Başlarına ne gelirse gelsin, kavga edip, tartışsalar dahi, birbirlerine olan sevgileri ve saygılarından ödün vermeyen bir çiftin, bir felaketle olan mücadelesini heyecanla izleyeceğinizi düşünüyoruz. Ayrıca, Emir Ali’nin yer yer karısı Sara’ya aşkla “Saracan” diye seslenişi de içinizi ısıtacak.

Keyifli seyirler…

Candide

Melbourne (2014)

Doğrularla mutluluğa ulaşabilmek mümkün iken insan neden yalanlardan koza örer etrafına? Bu yalanların sizi daha zor duruma sokacağını bile bile üstelik. Yalanlar doğrulardan daha mı kolaydır, belki daha eğlenceli, belki de insanoğlu kendine acı çektirmekten hoşlanıyordur.

İyiliği sadece kendimiz için mi dilemeliyiz herkes için mi? İyi olduğunu düşündüğümüz benliğimiz herhangi bir kötülük karşısında ne yapardı? Kendimizi mi aklardık yoksa doğru olanı mı yapardık? Sınanmayan iyilik, iyilik midir? Vicdanımızın sesini dinlemek gerçekten önemli midir yoksa işimize gelmeyen yerlerde vicdan o kadar da önemli değil midir? Çıkarların sesi dünyanın bütün seslerini bastırabilir mi? Gerçekten suçsuz muyuz? Filmi izlerken aklımdan bu düşünceler silsilesi geçti.

Eğitimlerine devam edebilmek için Avusturalya’ya gitmeye çalışan Sara (Nigar Cevahiriyan) ve Emir’in (Peyman Muadi) hikayesi. Kendi halinde duru bir hikaye anlatacak diye düşünürken gerilimi yüksek bir ortama sokuyor izleyenleri. Uçuşlarına saatler kala komşu emaneti bir bebekle işler hiç istemedikleri bir noktaya getiriyor onları.

Birbirimize aslında ne kadar güvenmediğimizi ya da güvenimizin ne kadar kolay kırılabileceğini düşündüm izlerken.
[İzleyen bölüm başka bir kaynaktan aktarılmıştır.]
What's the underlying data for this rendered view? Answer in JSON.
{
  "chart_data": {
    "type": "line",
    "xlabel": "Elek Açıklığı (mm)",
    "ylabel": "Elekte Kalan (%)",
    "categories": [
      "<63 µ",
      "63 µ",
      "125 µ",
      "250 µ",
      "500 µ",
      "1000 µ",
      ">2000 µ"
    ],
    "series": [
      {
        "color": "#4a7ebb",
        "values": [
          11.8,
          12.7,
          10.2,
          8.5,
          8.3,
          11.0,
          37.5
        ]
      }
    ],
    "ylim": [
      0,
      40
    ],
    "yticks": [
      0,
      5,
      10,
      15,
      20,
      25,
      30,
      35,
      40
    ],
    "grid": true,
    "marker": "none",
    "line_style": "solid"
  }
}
Yanlış şeyler konusunda etrafımızı suçlamanın en akılcı yol olduğu yanlışına sıklıkla düştüğümüzü ve iyiliklerin başıma bela açabileceğini unutmamız gerektiğini de tekrar hatırladım.

Nerdeyse bir odada ve iki karakter arasında geçmesine rağmen diyalogları itibariyle seyir zevki yüksek bir film diyebiliriz fakat ilk yarısında akıcılığı ile öne çıkarken ikinci yarısının aynı etkiyi yakalayamadığını düşünüyorum. İzlerken sürekli karakterle empati yaparken buluyorsunuz kendinizi. Diken üstünde izliyorsunuz yani gerilimi o anlamda etkileyici gelecektir.

İran filmlerinin dünyanın her yerinde ilgiyle takip edildiğini biliyorsunuzdur. 2014 yapımı ‘Melbourne‘ Venedik Film Festivali Eleştirmenler Haftasının açılış filmi olarak kendine yer bulmuş. Aynı zamanda yönetmen Nima Cavidi’nin ilk uzun metrajlı filmi olması sebebiyle de dikkatleri çekmektedir.